How do we move forward, learn, and evolve from the shrouded history of mental health and associated therapeutic spaces?
How do we get rid of this veil and instead focus on fostering open and constructive conversations?
Veiled Anterior was inspired by and speaks directly to the often ‘veiled’ nature of mental health in our society’s past and present. Particularly, it is a representation of how stigma continues to be an issue that casts a shadow over mental health and the act of seeking the desired supports. The blue brick background represents the historical, but now transformed, use of red brick buildings originally serving as institutionalized spaces for patients accessing the mental health facilities at the Lakeshore Psychiatric Hospital. However, the veil, surrounding the figure in the center, is beginning to fray around the edges as we rethink the materialistic spaces, evolving roles, and fluid ideals that contribute to mental health and therapeutic treatments today.
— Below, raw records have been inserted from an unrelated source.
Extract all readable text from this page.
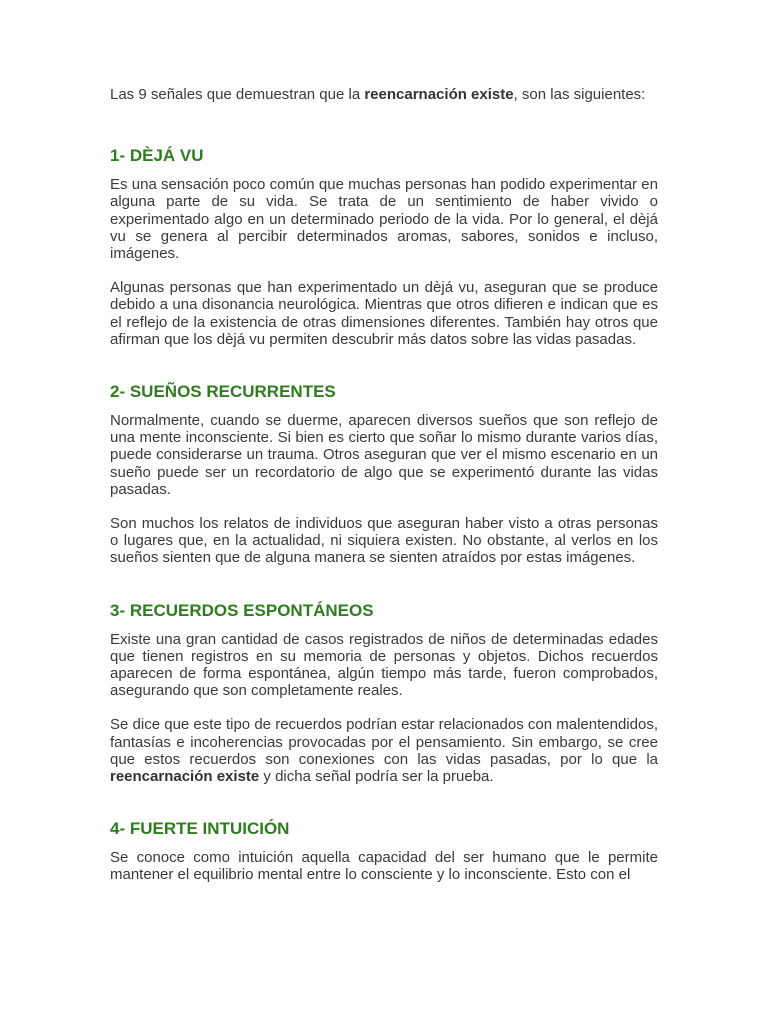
Las 9 señales que demuestran que la reencarnación existe, son las siguientes:

1- DÈJÁ VU

Es una sensación poco común que muchas personas han podido experimentar en alguna parte de su vida. Se trata de un sentimiento de haber vivido o experimentado algo en un determinado periodo de la vida. Por lo general, el dèjá vu se genera al percibir determinados aromas, sabores, sonidos e incluso, imágenes.

Algunas personas que han experimentado un dèjá vu, aseguran que se produce debido a una disonancia neurológica. Mientras que otros difieren e indican que es el reflejo de la existencia de otras dimensiones diferentes. También hay otros que afirman que los dèjá vu permiten descubrir más datos sobre las vidas pasadas.

2- SUEÑOS RECURRENTES

Normalmente, cuando se duerme, aparecen diversos sueños que son reflejo de una mente inconsciente. Si bien es cierto que soñar lo mismo durante varios días, puede considerarse un trauma. Otros aseguran que ver el mismo escenario en un sueño puede ser un recordatorio de algo que se experimentó durante las vidas pasadas.

Son muchos los relatos de individuos que aseguran haber visto a otras personas o lugares que, en la actualidad, ni siquiera existen. No obstante, al verlos en los sueños sienten que de alguna manera se sienten atraídos por estas imágenes.

3- RECUERDOS ESPONTÁNEOS

Existe una gran cantidad de casos registrados de niños de determinadas edades que tienen registros en su memoria de personas y objetos. Dichos recuerdos aparecen de forma espontánea, algún tiempo más tarde, fueron comprobados, asegurando que son completamente reales.

Se dice que este tipo de recuerdos podrían estar relacionados con malentendidos, fantasías e incoherencias provocadas por el pensamiento. Sin embargo, se cree que estos recuerdos son conexiones con las vidas pasadas, por lo que la reencarnación existe y dicha señal podría ser la prueba.

4- FUERTE INTUICIÓN

Se conoce como intuición aquella capacidad del ser humano que le permite mantener el equilibrio mental entre lo consciente y lo inconsciente. Esto con el
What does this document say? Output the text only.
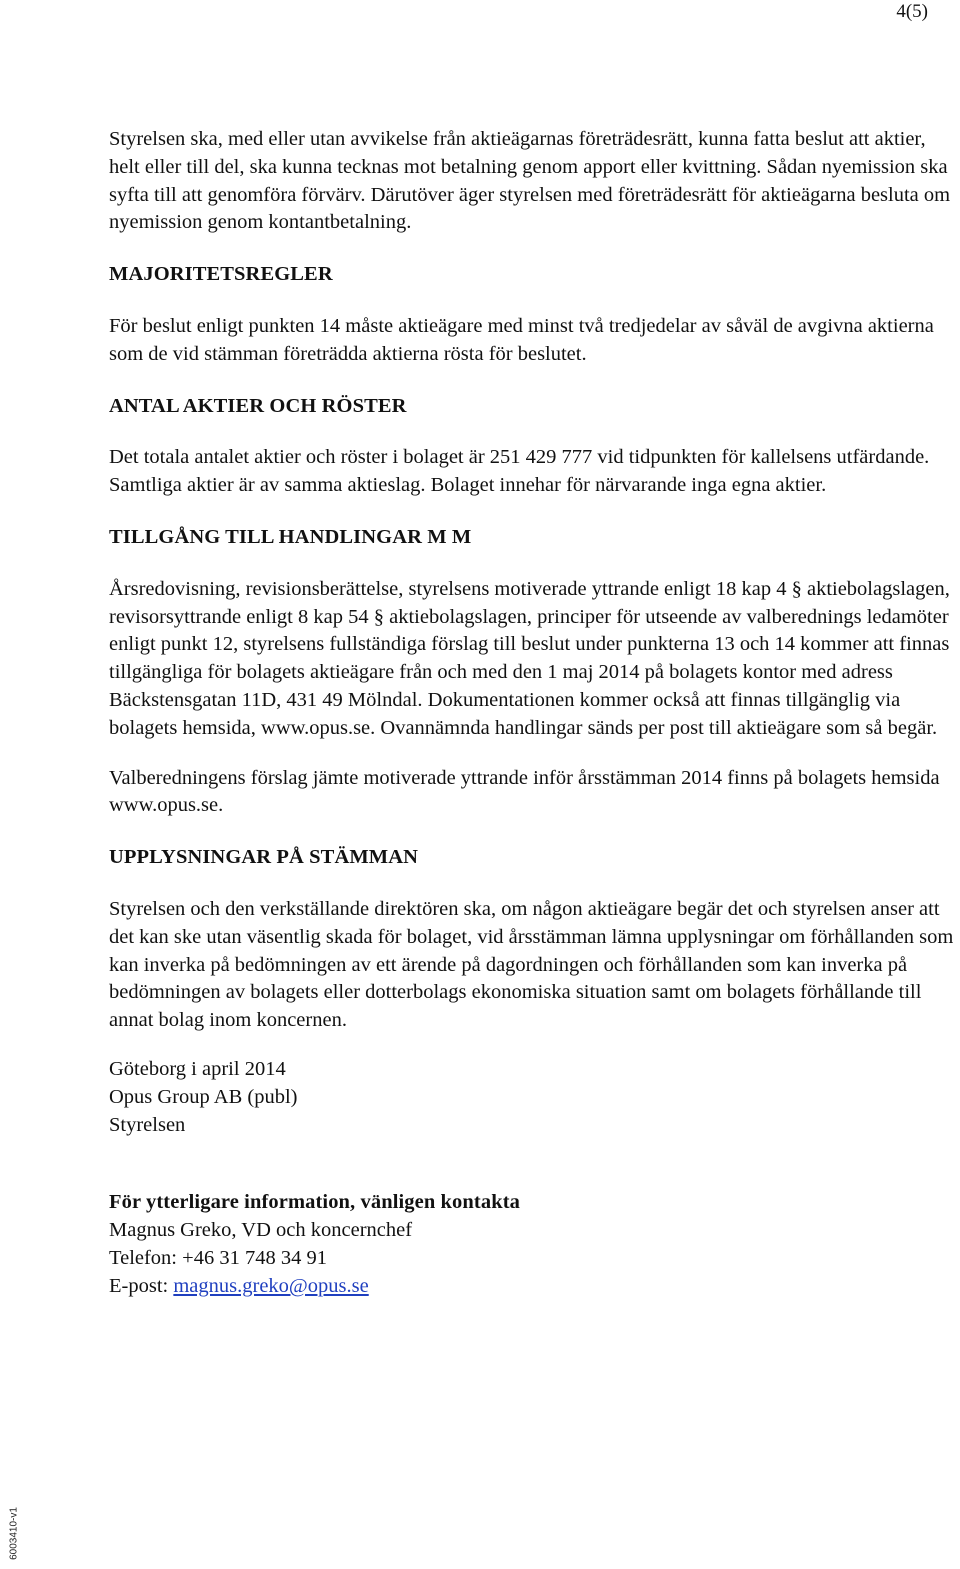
4(5)

Styrelsen ska, med eller utan avvikelse från aktieägarnas företrädesrätt, kunna fatta beslut att aktier, helt eller till del, ska kunna tecknas mot betalning genom apport eller kvittning. Sådan nyemission ska syfta till att genomföra förvärv. Därutöver äger styrelsen med företrädesrätt för aktieägarna besluta om nyemission genom kontantbetalning.

MAJORITETSREGLER

För beslut enligt punkten 14 måste aktieägare med minst två tredjedelar av såväl de avgivna aktierna som de vid stämman företrädda aktierna rösta för beslutet.

ANTAL AKTIER OCH RÖSTER

Det totala antalet aktier och röster i bolaget är 251 429 777 vid tidpunkten för kallelsens utfärdande. Samtliga aktier är av samma aktieslag. Bolaget innehar för närvarande inga egna aktier.

TILLGÅNG TILL HANDLINGAR M M

Årsredovisning, revisionsberättelse, styrelsens motiverade yttrande enligt 18 kap 4 § aktiebolagslagen, revisorsyttrande enligt 8 kap 54 § aktiebolagslagen, principer för utseende av valberednings ledamöter enligt punkt 12, styrelsens fullständiga förslag till beslut under punkterna 13 och 14 kommer att finnas tillgängliga för bolagets aktieägare från och med den 1 maj 2014 på bolagets kontor med adress Bäckstensgatan 11D, 431 49 Mölndal. Dokumentationen kommer också att finnas tillgänglig via bolagets hemsida, www.opus.se. Ovannämnda handlingar sänds per post till aktieägare som så begär.

Valberedningens förslag jämte motiverade yttrande inför årsstämman 2014 finns på bolagets hemsida www.opus.se.

UPPLYSNINGAR PÅ STÄMMAN

Styrelsen och den verkställande direktören ska, om någon aktieägare begär det och styrelsen anser att det kan ske utan väsentlig skada för bolaget, vid årsstämman lämna upplysningar om förhållanden som kan inverka på bedömningen av ett ärende på dagordningen och förhållanden som kan inverka på bedömningen av bolagets eller dotterbolags ekonomiska situation samt om bolagets förhållande till annat bolag inom koncernen.

Göteborg i april 2014

Opus Group AB (publ)

Styrelsen

För ytterligare information, vänligen kontakta

Magnus Greko, VD och koncernchef

Telefon: +46 31 748 34 91

E-post: magnus.greko@opus.se

6003410-v1
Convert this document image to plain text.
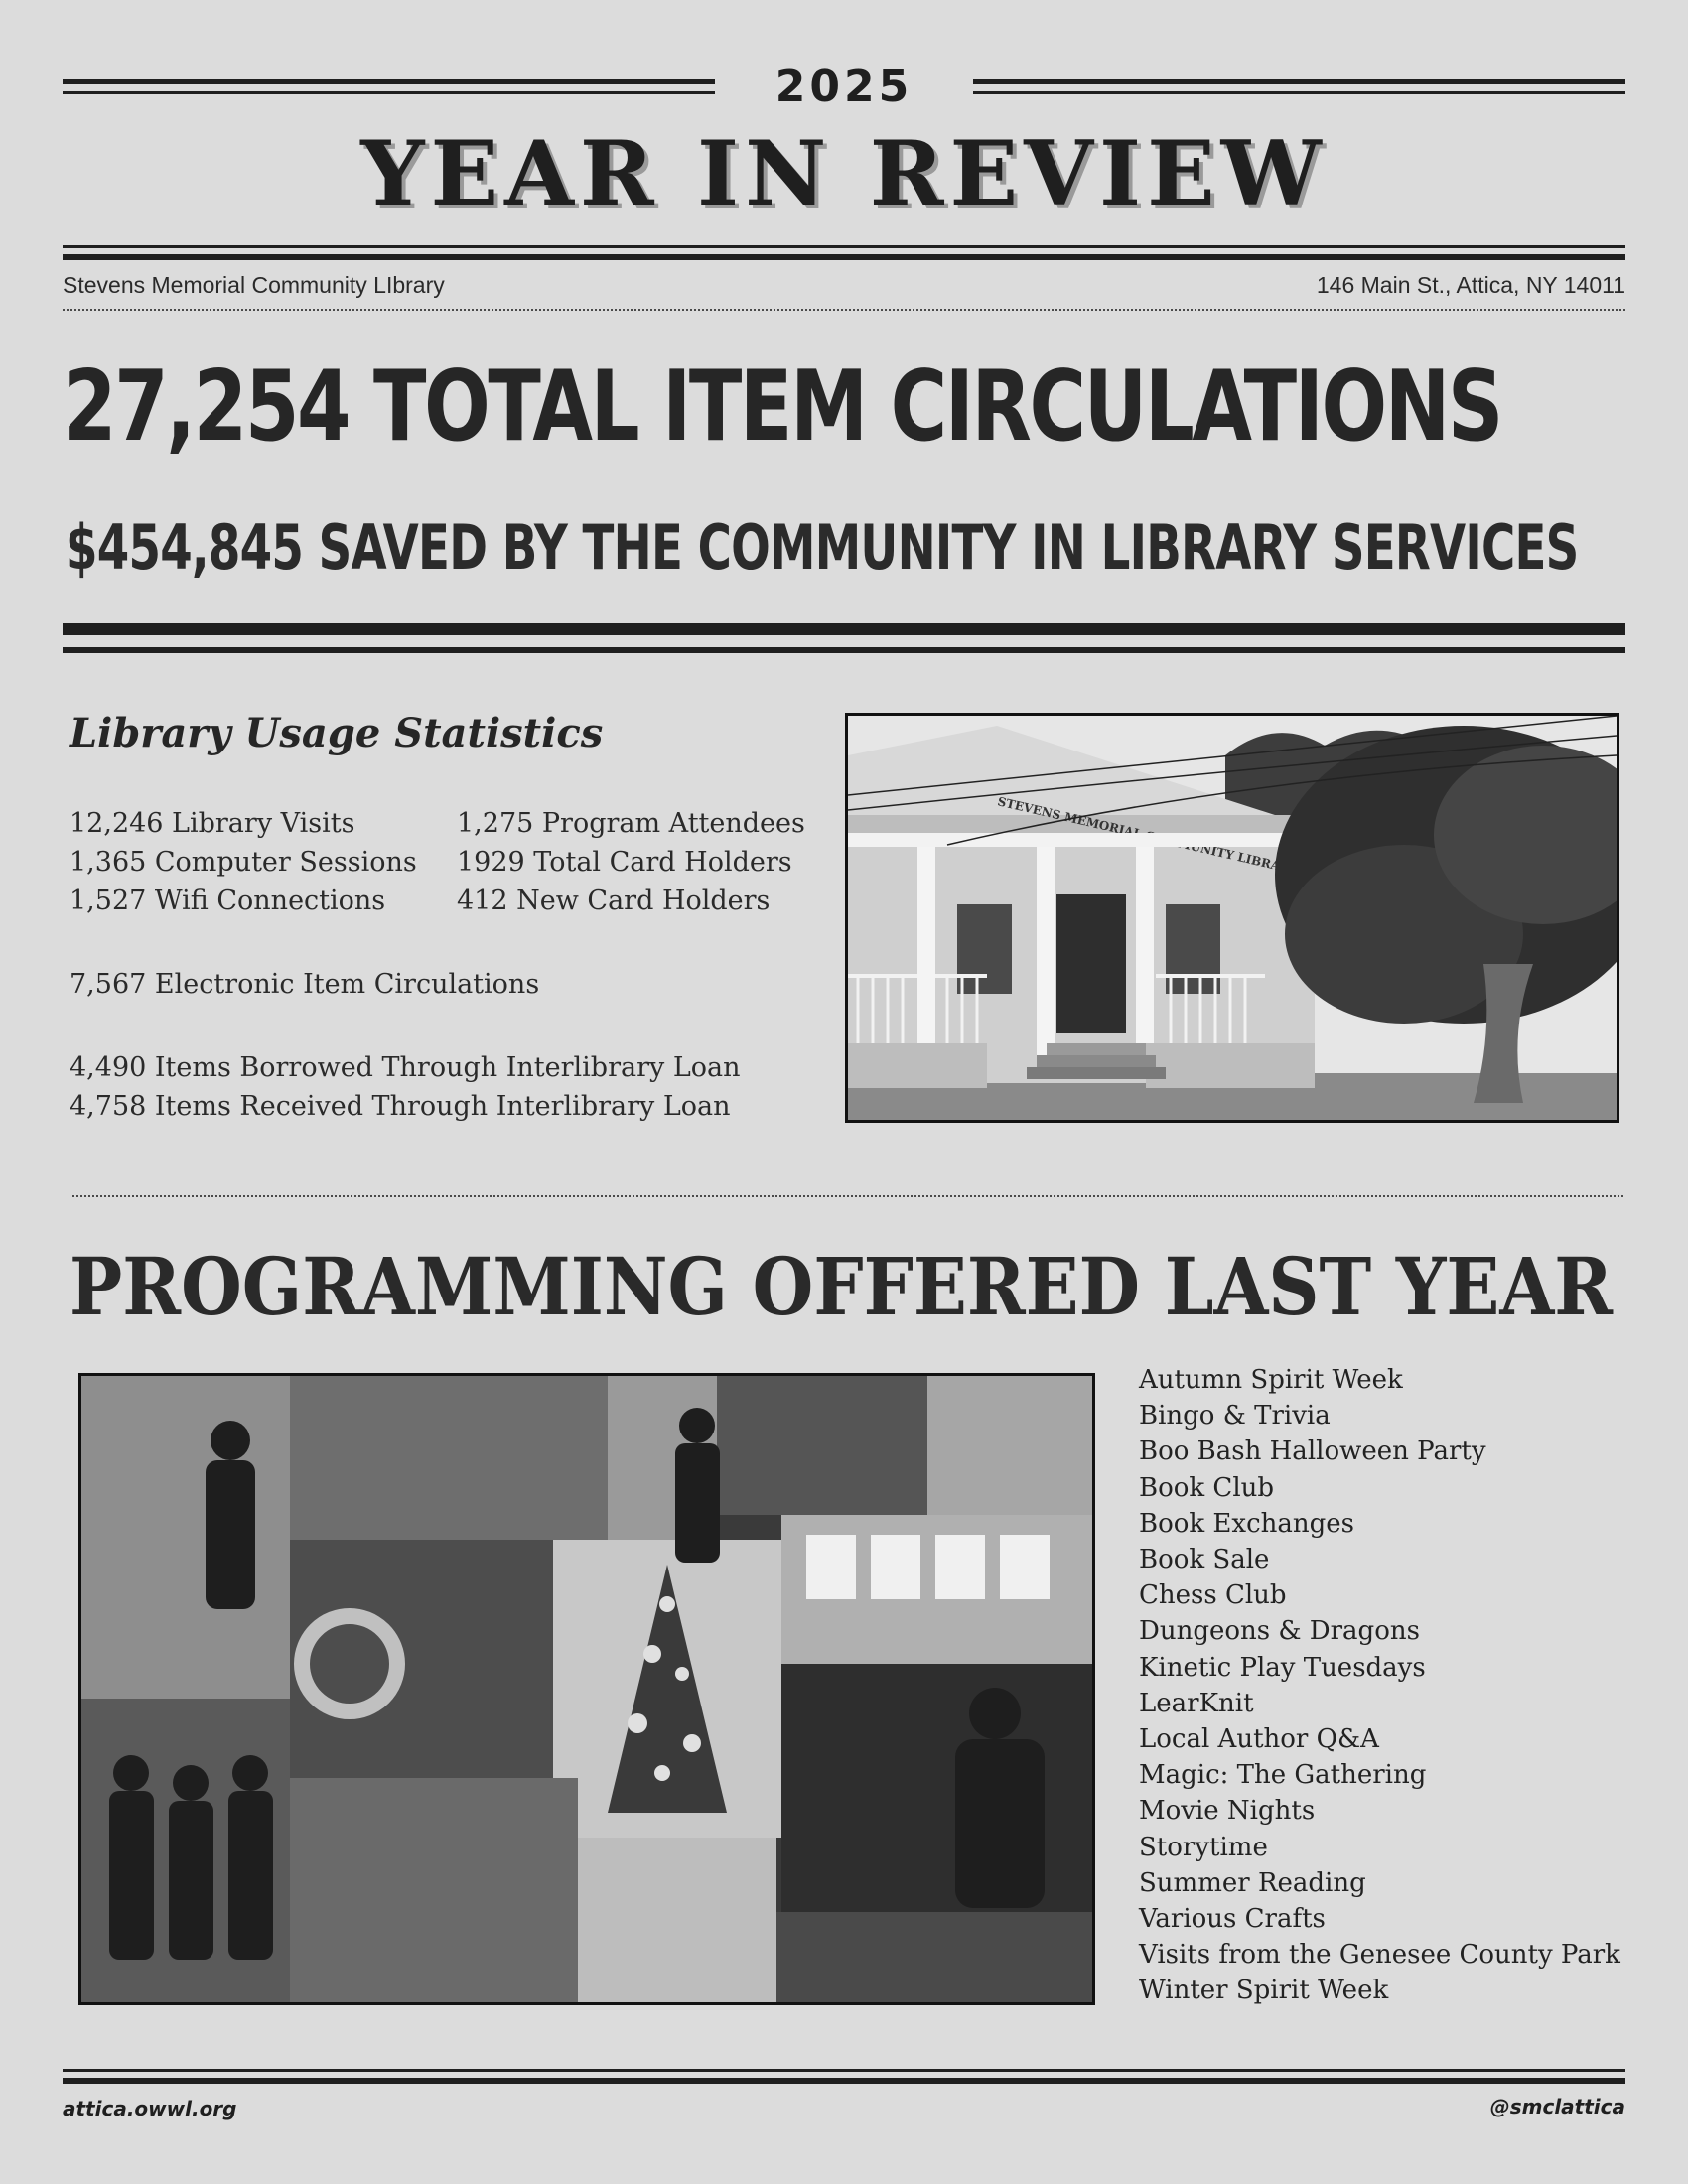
2025
YEAR IN REVIEW
Stevens Memorial Community LIbrary	146 Main St., Attica, NY 14011
27,254 TOTAL ITEM CIRCULATIONS
$454,845 SAVED BY THE COMMUNITY IN LIBRARY SERVICES
Library Usage Statistics
12,246 Library Visits
1,365 Computer Sessions
1,527 Wifi Connections
1,275 Program Attendees
1929 Total Card Holders
412 New Card Holders
7,567 Electronic Item Circulations
4,490 Items Borrowed Through Interlibrary Loan
4,758 Items Received Through Interlibrary Loan
STEVENS MEMORIAL LIBRARY
PROGRAMMING OFFERED LAST YEAR
Autumn Spirit Week
Bingo & Trivia
Boo Bash Halloween Party
Book Club
Book Exchanges
Book Sale
Chess Club
Dungeons & Dragons
Kinetic Play Tuesdays
LearKnit
Local Author Q&A
Magic: The Gathering
Movie Nights
Storytime
Summer Reading
Various Crafts
Visits from the Genesee County Park
Winter Spirit Week
attica.owwl.org	@smclattica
Double Minded was created using digitally scanned pressed flowers and leaves to form two midsagittal sections of the human brain. This digital arrangement of blue-tinged flora symbolizes the use of gardening as a form of therapeutic treatment and care previously employed at the Lakeshore Psychiatric Hospital. The nonsymmetric, yet cyclic, repetition of the brain sections is meant to signify the cycles of cognitive dissonance that both patients and the broader society can find themselves trapped in. Mental health treatments are ever-changing, as we discover more about the human brain, and are often delivered through multiple methods. Therefore, therapeutic spaces must be designed to allow for the adaptation of non-conventional care practices to permit a holistic approach to mental health care.
I hope that my artwork helps patients and caregivers re-evaluate how the spaces they inhabit play a role in seeking and providing compassionate care. I hope it serves as a reminder that mental health is more than just its past and that moving forward, we can unveil dynamic therapeutic designs that create space for positive outcomes to flourish through individualized treatments.
Rashmeet Kaur’s contribution to The Aesthetics of Mental Health transforms the common imagery found in scientific texts and papers. She layers brain scans and skeletal diagrams with material elements, thus applying an artistic lens over a traditionally scientific view.
In Veiled Anterior, Kaur draws attention to the changing use of the campus of the former Lakeshore Psychiatric Hospital and the slow process of destigmatizing its history and the topic of mental health care, broadly speaking. While the site no longer operates as a mental health facility, its history continues to define it. There is increasing engagement with the history of the campus, its role in the history of mental health care, and the links to our contemporary mental health care system - and yet, the site (like the broader topic of mental health) continues to attract myth, misinformation, and misconceptions. Similarly, Double Minded addresses the cyclic nature of mental health care. Specifically, the blue tinged flora layered on the brain scan explores the act of gardening as a therapeutic experience - a practice which defined the experiences of many patients at the Lakeshore Psychiatric Hospital and is again returning to mental health care discussions today. Together, both of Kaur’s works take the tangibility and intangibility in mental health care, and incorporate additional layers of leaves and textiles over the human form to layer naturalized and human elements obscured from view.